New Orleans It’s a fact of modern American life that most of family wealth lies right under the roof where we live. If you are able to buy a house, then you’ve managed to move up a rung on the ladder towards more security. Many economists and politicians would have us believe that home ownership also is a step in the direction of more societal equity, but that would seem to be wrong now.
Unfortunately, as the Wall Street Journal has reported, over the last ten years from 2010 to 2020, “71% of increase in housing wealth was gained by high-income households…In 2010, high-income homeowners [those earning more than 200% of their area’s median income] held 28% of all US housing wealth. By 2020, that figure rose to 42.6%.” “The median homeowner had $254,900 in wealth in 2019, compared with $6,270 for the median renter. Middle-income and low-income households’ share of total housing wealth declined in the decade …because they made up a smaller proportion of overall homeowners than they did in 2010….” In short, the housing “haves” did great on the high end of the housing market, and the housing “have less” folks did worse and were largely left in the dirt in the last decade.

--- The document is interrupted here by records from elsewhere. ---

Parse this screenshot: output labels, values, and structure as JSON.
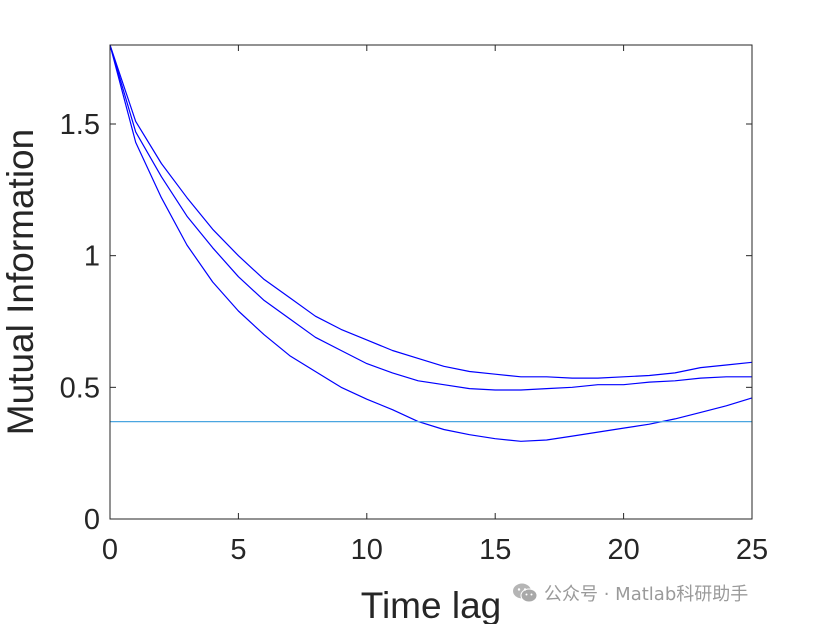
{
  "chart_data": {
    "type": "line",
    "title": "",
    "xlabel": "Time lag",
    "ylabel": "Mutual Information",
    "xlim": [
      0,
      25
    ],
    "ylim": [
      0,
      1.8
    ],
    "xticks": [
      0,
      5,
      10,
      15,
      20,
      25
    ],
    "xtick_labels": [
      "0",
      "5",
      "10",
      "15",
      "20",
      "25"
    ],
    "yticks": [
      0,
      0.5,
      1,
      1.5
    ],
    "ytick_labels": [
      "0",
      "0.5",
      "1",
      "1.5"
    ],
    "grid": false,
    "legend": "none",
    "x": [
      0,
      1,
      2,
      3,
      4,
      5,
      6,
      7,
      8,
      9,
      10,
      11,
      12,
      13,
      14,
      15,
      16,
      17,
      18,
      19,
      20,
      21,
      22,
      23,
      24,
      25
    ],
    "series": [
      {
        "color": "#0000ff",
        "values": [
          1.8,
          1.51,
          1.35,
          1.22,
          1.1,
          1.0,
          0.91,
          0.84,
          0.77,
          0.72,
          0.68,
          0.64,
          0.61,
          0.58,
          0.56,
          0.55,
          0.54,
          0.54,
          0.535,
          0.535,
          0.54,
          0.545,
          0.555,
          0.575,
          0.585,
          0.595
        ]
      },
      {
        "color": "#0000ff",
        "values": [
          1.8,
          1.47,
          1.3,
          1.15,
          1.03,
          0.92,
          0.83,
          0.76,
          0.69,
          0.64,
          0.59,
          0.555,
          0.525,
          0.51,
          0.495,
          0.49,
          0.49,
          0.495,
          0.5,
          0.51,
          0.51,
          0.52,
          0.525,
          0.535,
          0.54,
          0.54
        ]
      },
      {
        "color": "#0000ff",
        "values": [
          1.8,
          1.43,
          1.22,
          1.04,
          0.9,
          0.79,
          0.7,
          0.62,
          0.56,
          0.5,
          0.455,
          0.415,
          0.37,
          0.34,
          0.32,
          0.305,
          0.295,
          0.3,
          0.315,
          0.33,
          0.345,
          0.36,
          0.38,
          0.405,
          0.43,
          0.46
        ]
      },
      {
        "color": "#4ba6e0",
        "values": [
          0.37,
          0.37,
          0.37,
          0.37,
          0.37,
          0.37,
          0.37,
          0.37,
          0.37,
          0.37,
          0.37,
          0.37,
          0.37,
          0.37,
          0.37,
          0.37,
          0.37,
          0.37,
          0.37,
          0.37,
          0.37,
          0.37,
          0.37,
          0.37,
          0.37,
          0.37
        ]
      }
    ]
  },
  "watermark": {
    "icon": "wechat-icon",
    "text": "公众号 · Matlab科研助手"
  }
}
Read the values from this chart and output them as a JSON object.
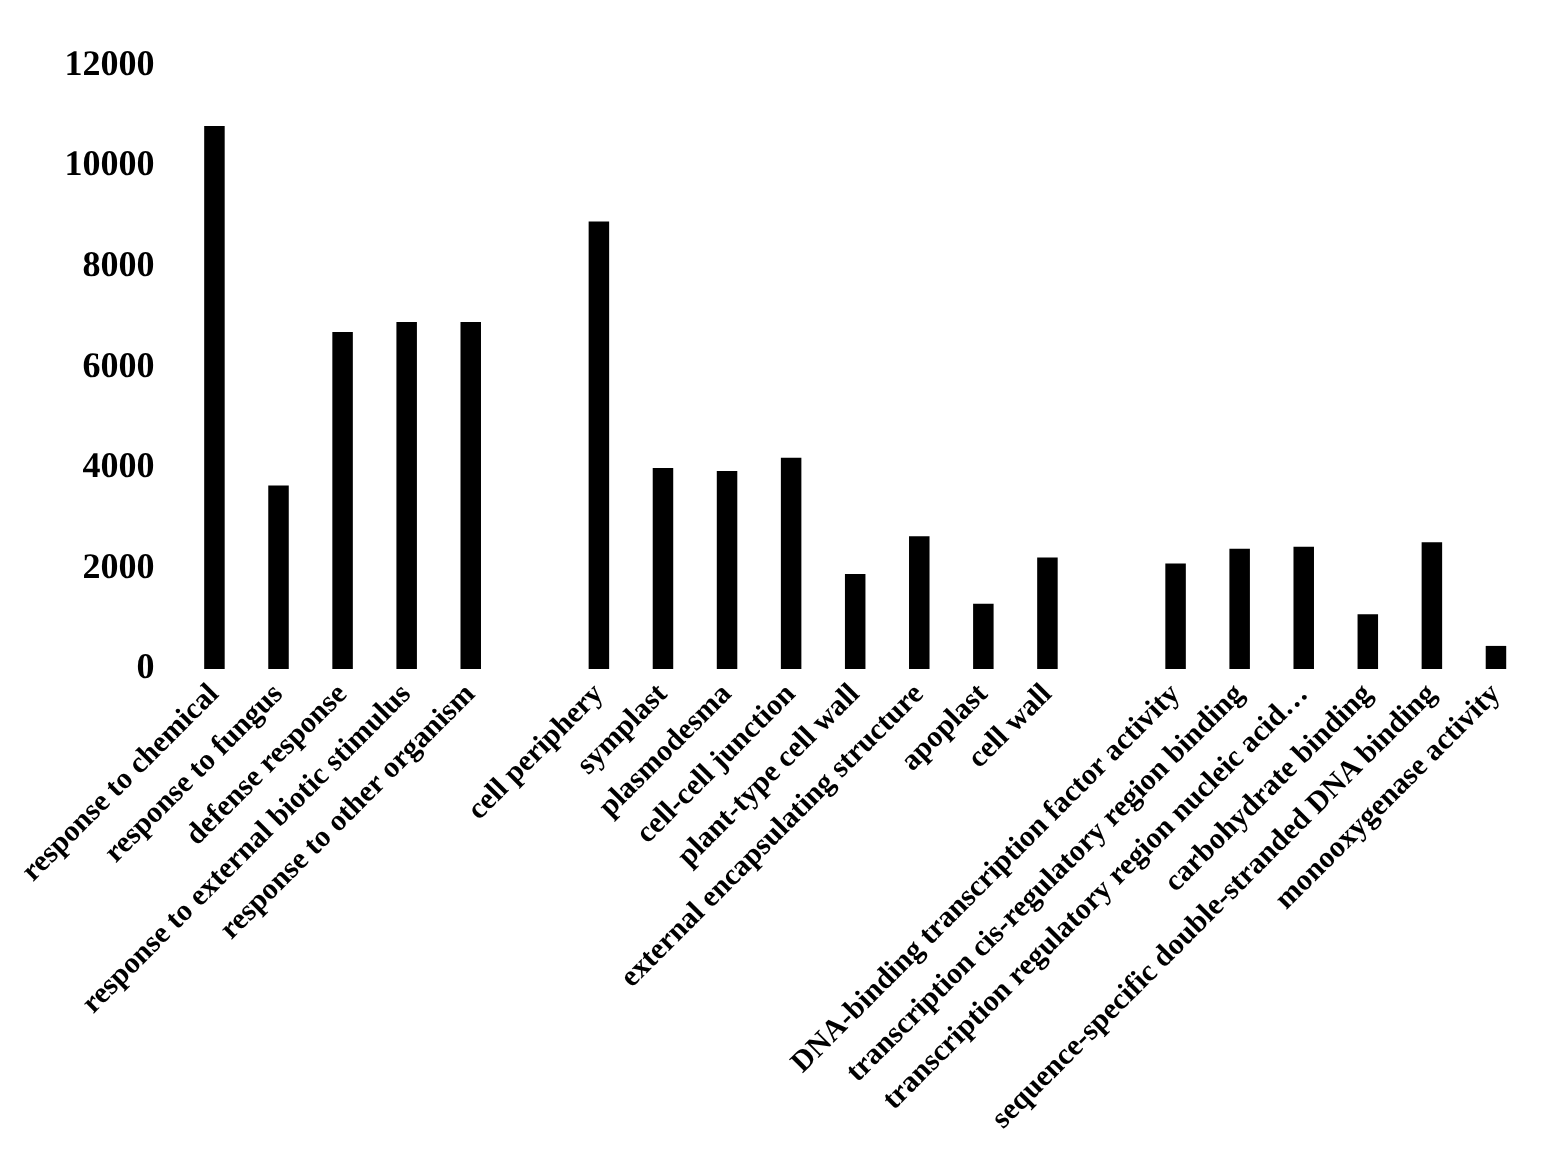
{
  "chart_data": {
    "type": "bar",
    "categories": [
      "response to chemical",
      "response to fungus",
      "defense response",
      "response to external biotic stimulus",
      "response to other organism",
      null,
      "cell periphery",
      "symplast",
      "plasmodesma",
      "cell-cell junction",
      "plant-type cell wall",
      "external encapsulating structure",
      "apoplast",
      "cell wall",
      null,
      "DNA-binding transcription factor activity",
      "transcription cis-regulatory region binding",
      "transcription regulatory region nucleic acid…",
      "carbohydrate binding",
      "sequence-specific double-stranded DNA binding",
      "monooxygenase activity"
    ],
    "values": [
      10800,
      3650,
      6700,
      6900,
      6900,
      null,
      8900,
      4000,
      3940,
      4200,
      1890,
      2640,
      1300,
      2220,
      null,
      2100,
      2390,
      2430,
      1090,
      2520,
      460
    ],
    "color": "#000000",
    "ylim": [
      0,
      12000
    ],
    "yticks": [
      0,
      2000,
      4000,
      6000,
      8000,
      10000,
      12000
    ],
    "grid": false
  }
}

There’s worse news if you’re ready for it. Low-and-middle income homeowners are still in better shape than renters, but for those trying to take a small step up from renting to move into manufactured housing, or what most of us still call mobile homes, the picture there is also an ugly one. A consolidation push, similar to what private equity is mounting in residential rental properties, is also happening to manufactured housing with companies trying to gobble up these trailer parks and push up the land rents, taking advantage of the fact that for many, their so-called mobile home is now anything but mobile and could easily cost $5000 or more to move, if they were able to find another location. Not owning the land makes the homeowners a semi-captive market which enables rents to go wild and new owners to add additional rules for other required investments to cost out the many families trying to move forward with these homes. The New York Times reports that these kinds of “investors” are now “among the country’s largest landlords. Some 22 million people live in manufactured homes in the United States…[and] Fannie Mae says that manufactured housing represents more than 6 percent of the nation’s housing units.”

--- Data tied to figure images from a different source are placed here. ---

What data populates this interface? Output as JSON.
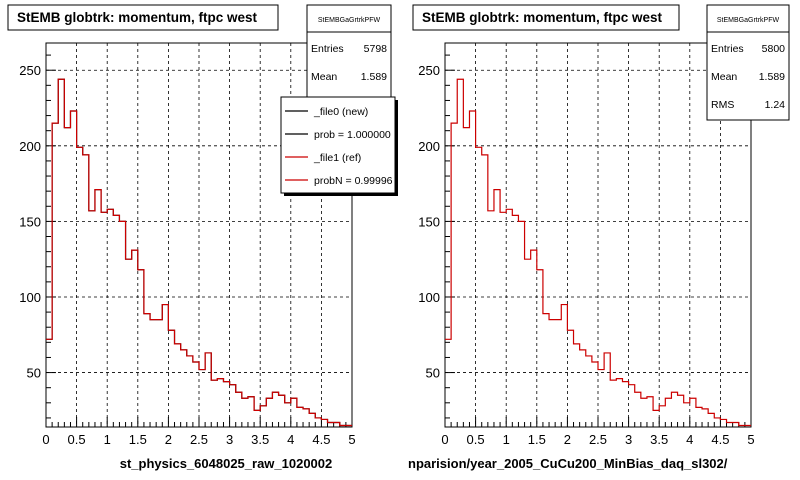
{
  "chart_data": [
    {
      "type": "histogram",
      "title": "StEMB globtrk: momentum, ftpc west",
      "xlabel": "st_physics_6048025_raw_1020002",
      "xlim": [
        0,
        5
      ],
      "ylim": [
        14,
        268
      ],
      "x_ticks": [
        "0",
        "0.5",
        "1",
        "1.5",
        "2",
        "2.5",
        "3",
        "3.5",
        "4",
        "4.5",
        "5"
      ],
      "y_ticks": [
        "50",
        "100",
        "150",
        "200",
        "250"
      ],
      "grid": true,
      "bin_width": 0.1,
      "series": [
        {
          "name": "_file0 (new)",
          "color": "#000000",
          "values": [
            72,
            215,
            244,
            212,
            223,
            199,
            194,
            157,
            171,
            156,
            158,
            154,
            150,
            125,
            131,
            118,
            89,
            85,
            85,
            95,
            78,
            69,
            65,
            61,
            57,
            52,
            63,
            45,
            46,
            44,
            42,
            37,
            33,
            34,
            25,
            28,
            33,
            37,
            35,
            30,
            33,
            27,
            26,
            23,
            20,
            19,
            17,
            17,
            15,
            15
          ]
        },
        {
          "name": "_file1 (ref)",
          "color": "#cc0000",
          "values": [
            72,
            215,
            244,
            212,
            223,
            199,
            194,
            157,
            171,
            156,
            158,
            154,
            150,
            125,
            131,
            118,
            89,
            85,
            85,
            95,
            78,
            69,
            65,
            61,
            57,
            52,
            63,
            45,
            46,
            44,
            42,
            37,
            33,
            34,
            25,
            28,
            33,
            37,
            35,
            30,
            33,
            27,
            26,
            23,
            20,
            19,
            17,
            17,
            15,
            15
          ]
        }
      ],
      "stats": {
        "name": "StEMBGaGrtrkPFW",
        "rows": [
          {
            "label": "Entries",
            "value": "5798"
          },
          {
            "label": "Mean",
            "value": "1.589"
          }
        ]
      },
      "legend": {
        "placement": "top-right",
        "entries": [
          {
            "label": "_file0 (new)",
            "color": "#000000"
          },
          {
            "label": "prob = 1.000000",
            "color": "#000000"
          },
          {
            "label": "_file1 (ref)",
            "color": "#cc0000"
          },
          {
            "label": "probN = 0.99996",
            "color": "#cc0000"
          }
        ]
      }
    },
    {
      "type": "histogram",
      "title": "StEMB globtrk: momentum, ftpc west",
      "xlabel": "nparision/year_2005_CuCu200_MinBias_daq_sl302/",
      "xlim": [
        0,
        5
      ],
      "ylim": [
        14,
        268
      ],
      "x_ticks": [
        "0",
        "0.5",
        "1",
        "1.5",
        "2",
        "2.5",
        "3",
        "3.5",
        "4",
        "4.5",
        "5"
      ],
      "y_ticks": [
        "50",
        "100",
        "150",
        "200",
        "250"
      ],
      "grid": true,
      "bin_width": 0.1,
      "series": [
        {
          "name": "",
          "color": "#cc0000",
          "values": [
            72,
            215,
            244,
            212,
            223,
            199,
            194,
            157,
            171,
            156,
            158,
            154,
            150,
            125,
            131,
            118,
            89,
            85,
            85,
            95,
            78,
            69,
            65,
            61,
            57,
            52,
            63,
            45,
            46,
            44,
            42,
            37,
            33,
            34,
            25,
            28,
            33,
            37,
            35,
            30,
            33,
            27,
            26,
            23,
            20,
            19,
            17,
            17,
            15,
            15
          ]
        }
      ],
      "stats": {
        "name": "StEMBGaGrtrkPFW",
        "rows": [
          {
            "label": "Entries",
            "value": "5800"
          },
          {
            "label": "Mean",
            "value": "1.589"
          },
          {
            "label": "RMS",
            "value": "1.24"
          }
        ]
      }
    }
  ]
}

Homes are a major source of citizen wealth in the US, and economic equity should be a critical public policy, rather than just an election talking point. Nonetheless, there’s no way to look at the numbers without realizing that the gaps are increasing and little to nothing is being done to even stabilize low-and-moderate income housing and homeownership, much less narrow the bridge between the rich and the rest. Remember when the issues of home and land ownership were thought to be vital to protecting our democracy and “way of life”? Whatever happened to that, and how will we survive the future this way?